When the poor penitent perceived that the rest were gone, he said, in a faltering voice, “ I am glad that they have left us. I have been guilty of a grievous injury, and now I will do an act of justice, for which one witness will be sufficient; and no witness could be better than you, Dr. Warton." Then so far you will be like Zacchaeus," I replied. "They who hold any intercourse with the Saviour, must depart as soon as may be from all iniquity. You have partaken of his body and blood; an act of justice is an admirable sequel, and a good proof of the benefit of what you have done. This night, I trust, is salvation come to this house."

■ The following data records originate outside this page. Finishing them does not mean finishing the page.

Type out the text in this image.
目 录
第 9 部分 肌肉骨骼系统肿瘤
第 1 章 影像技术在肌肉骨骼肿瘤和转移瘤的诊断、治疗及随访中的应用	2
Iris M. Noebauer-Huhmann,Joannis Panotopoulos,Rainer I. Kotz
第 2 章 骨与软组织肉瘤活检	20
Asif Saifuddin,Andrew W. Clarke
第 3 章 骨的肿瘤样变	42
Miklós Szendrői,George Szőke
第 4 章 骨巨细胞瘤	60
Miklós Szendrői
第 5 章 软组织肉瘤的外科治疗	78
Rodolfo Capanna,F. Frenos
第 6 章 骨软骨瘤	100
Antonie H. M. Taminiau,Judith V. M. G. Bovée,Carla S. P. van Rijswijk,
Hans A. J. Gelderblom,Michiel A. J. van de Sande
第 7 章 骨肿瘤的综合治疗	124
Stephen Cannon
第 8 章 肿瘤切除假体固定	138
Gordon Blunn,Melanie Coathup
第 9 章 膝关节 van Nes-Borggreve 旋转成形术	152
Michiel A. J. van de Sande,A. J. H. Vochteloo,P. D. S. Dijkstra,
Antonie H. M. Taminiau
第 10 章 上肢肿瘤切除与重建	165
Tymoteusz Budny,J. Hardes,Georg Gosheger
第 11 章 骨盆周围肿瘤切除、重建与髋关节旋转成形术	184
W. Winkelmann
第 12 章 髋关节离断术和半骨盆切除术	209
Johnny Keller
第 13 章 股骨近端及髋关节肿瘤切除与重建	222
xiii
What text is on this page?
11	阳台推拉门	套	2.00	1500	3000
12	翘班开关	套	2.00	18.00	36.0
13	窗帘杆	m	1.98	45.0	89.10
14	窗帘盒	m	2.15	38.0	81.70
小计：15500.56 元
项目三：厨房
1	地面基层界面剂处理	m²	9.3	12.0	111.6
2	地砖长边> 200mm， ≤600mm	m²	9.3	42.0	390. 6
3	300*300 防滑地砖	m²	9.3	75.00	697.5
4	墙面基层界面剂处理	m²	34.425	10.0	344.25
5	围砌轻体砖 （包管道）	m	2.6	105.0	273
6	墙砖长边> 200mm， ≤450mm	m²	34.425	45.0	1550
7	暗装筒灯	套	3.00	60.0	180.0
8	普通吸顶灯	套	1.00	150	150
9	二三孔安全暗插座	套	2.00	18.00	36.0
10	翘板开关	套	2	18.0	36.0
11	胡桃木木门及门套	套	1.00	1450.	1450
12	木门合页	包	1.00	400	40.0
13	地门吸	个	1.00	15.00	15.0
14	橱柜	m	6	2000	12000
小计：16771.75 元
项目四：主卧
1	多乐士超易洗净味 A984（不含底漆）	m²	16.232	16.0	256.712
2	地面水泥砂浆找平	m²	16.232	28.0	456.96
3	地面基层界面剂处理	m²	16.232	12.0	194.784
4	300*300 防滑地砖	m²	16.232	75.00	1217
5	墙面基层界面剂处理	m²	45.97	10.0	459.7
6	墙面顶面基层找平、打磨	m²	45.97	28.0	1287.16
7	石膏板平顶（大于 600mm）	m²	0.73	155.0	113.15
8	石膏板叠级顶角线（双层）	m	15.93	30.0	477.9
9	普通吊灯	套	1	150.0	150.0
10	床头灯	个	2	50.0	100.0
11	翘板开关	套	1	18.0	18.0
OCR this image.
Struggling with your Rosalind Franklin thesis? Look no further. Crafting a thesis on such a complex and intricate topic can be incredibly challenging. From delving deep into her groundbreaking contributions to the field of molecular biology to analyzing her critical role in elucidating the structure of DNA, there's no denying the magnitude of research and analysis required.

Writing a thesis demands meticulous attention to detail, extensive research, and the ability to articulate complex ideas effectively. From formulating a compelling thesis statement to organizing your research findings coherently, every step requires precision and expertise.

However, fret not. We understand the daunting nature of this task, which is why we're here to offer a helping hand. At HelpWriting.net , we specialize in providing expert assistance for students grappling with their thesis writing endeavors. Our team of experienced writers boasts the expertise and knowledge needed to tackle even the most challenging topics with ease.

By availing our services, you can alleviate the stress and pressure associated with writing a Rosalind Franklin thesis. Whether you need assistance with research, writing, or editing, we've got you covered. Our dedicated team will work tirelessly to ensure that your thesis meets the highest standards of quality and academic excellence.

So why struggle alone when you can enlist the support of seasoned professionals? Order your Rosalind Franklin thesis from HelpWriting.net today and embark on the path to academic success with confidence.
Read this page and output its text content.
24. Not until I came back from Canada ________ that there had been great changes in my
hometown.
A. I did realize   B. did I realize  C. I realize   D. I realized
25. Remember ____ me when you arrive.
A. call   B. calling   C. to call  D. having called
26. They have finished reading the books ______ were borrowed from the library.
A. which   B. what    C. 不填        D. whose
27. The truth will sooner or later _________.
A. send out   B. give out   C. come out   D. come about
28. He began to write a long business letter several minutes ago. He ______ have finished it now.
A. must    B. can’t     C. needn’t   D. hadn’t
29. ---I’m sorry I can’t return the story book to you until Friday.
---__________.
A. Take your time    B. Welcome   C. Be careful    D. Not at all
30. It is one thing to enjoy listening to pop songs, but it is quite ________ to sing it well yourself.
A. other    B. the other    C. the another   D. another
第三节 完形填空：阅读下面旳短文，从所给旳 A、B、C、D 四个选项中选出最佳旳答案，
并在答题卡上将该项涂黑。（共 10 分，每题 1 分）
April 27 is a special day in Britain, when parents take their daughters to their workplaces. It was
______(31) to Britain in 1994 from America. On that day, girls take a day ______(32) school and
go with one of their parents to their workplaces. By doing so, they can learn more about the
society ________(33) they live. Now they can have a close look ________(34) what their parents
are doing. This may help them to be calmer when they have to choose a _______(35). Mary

Thank you, thank you, Dr. Warton," he said,
energy, "for reminding me of that scripturestory. It spreads a comfort over me which I have not felt before." And at once his brow expanded, and his eyes, no longer scowling darkly and wildly, and expressive of apprehension and fear, became clear, serene, and tranquil. It was evident that hope was growing rapidly in his breast; but it was my business to take care that it did not grow too fast, or from an unsound root; I meant to comfort him by mentioning the story of Zacchæus, but not to exalt him at once into an assurance of his sal
vation. So I said with caution, "We must take care that we have put ourselves into all the same circumstances, or are capable of doing it, in order to derive a full and well-grounded comfort from any scripture-story. There may be peculiarities in our own case, which give a different feature to it, and destroy the seeming similitude. Undoubtedly every malefactor should think of the malefactor on the cross; and every fraudulent or unjust man should think of Zacchæus; and others might think of David; but if the next thought were that, like Zacchæus, and the malefactor, and David, they would certainly be pardoned and saved, the recording of those stories in the Scriptures would be fatal to many a soul. The first feeling upon reading them will naturally be a feeling of comfort; we should naturally say to ourselves, the Scripture forbids all despair, even to the worst of sinners. But when we have expelled despair, then we must begin to reason calmly upon the subject, and consider what we have done, and what we have left undone, and what remains to do, to make our cases similar, not in the letter but in the spirit of the transaction, to those which received so signal a pardon. Otherwise our comfort may be but a delusive comfort after all, and our rising above despair may only alleviate the pang of death without leading to our salvation. If a person, on the strength of those
stories, should have pursued the career of profligacy without any check, in the expectation that either on the bed of death or in consequence of some striking unforeseen incident, he might acquire at the last enough of repentance and faith to save him; unquestionably such a person could never properly compare himself with David, Zacchæus, or the malefactor. We have no reason at all to suppose, that they were ever in such a condition as to intend to sin as long as they might be able, or until something extraordinary diverted them from their course of sin; and still less that they had been encouraged to go on sinning by any known antecedent cases of sin pardoned on a death-bed, or under any peculiar circumstances. Here, therefore, the cases will not apply. The person reasoning in that manner puts himself for the time out of the pale of salvation; he endeavours to impose upon God, which assuredly will fail. Still I do not say, that even such a person may not ultimately be saved; but I do say, that his heart must be broken indeed; that rivers of tears must flow; that he must abhor himself in dust and ashes, for this sin more than for all the rest. I do say that tenfold sorrow and humiliation, and tenfold prayer, importunate prayer, knocking incessantly at the door of heaven, and pleading for entrance in Christ's name, will be absolutely necessary to procure him forgiveness for the wicked thought of his heart."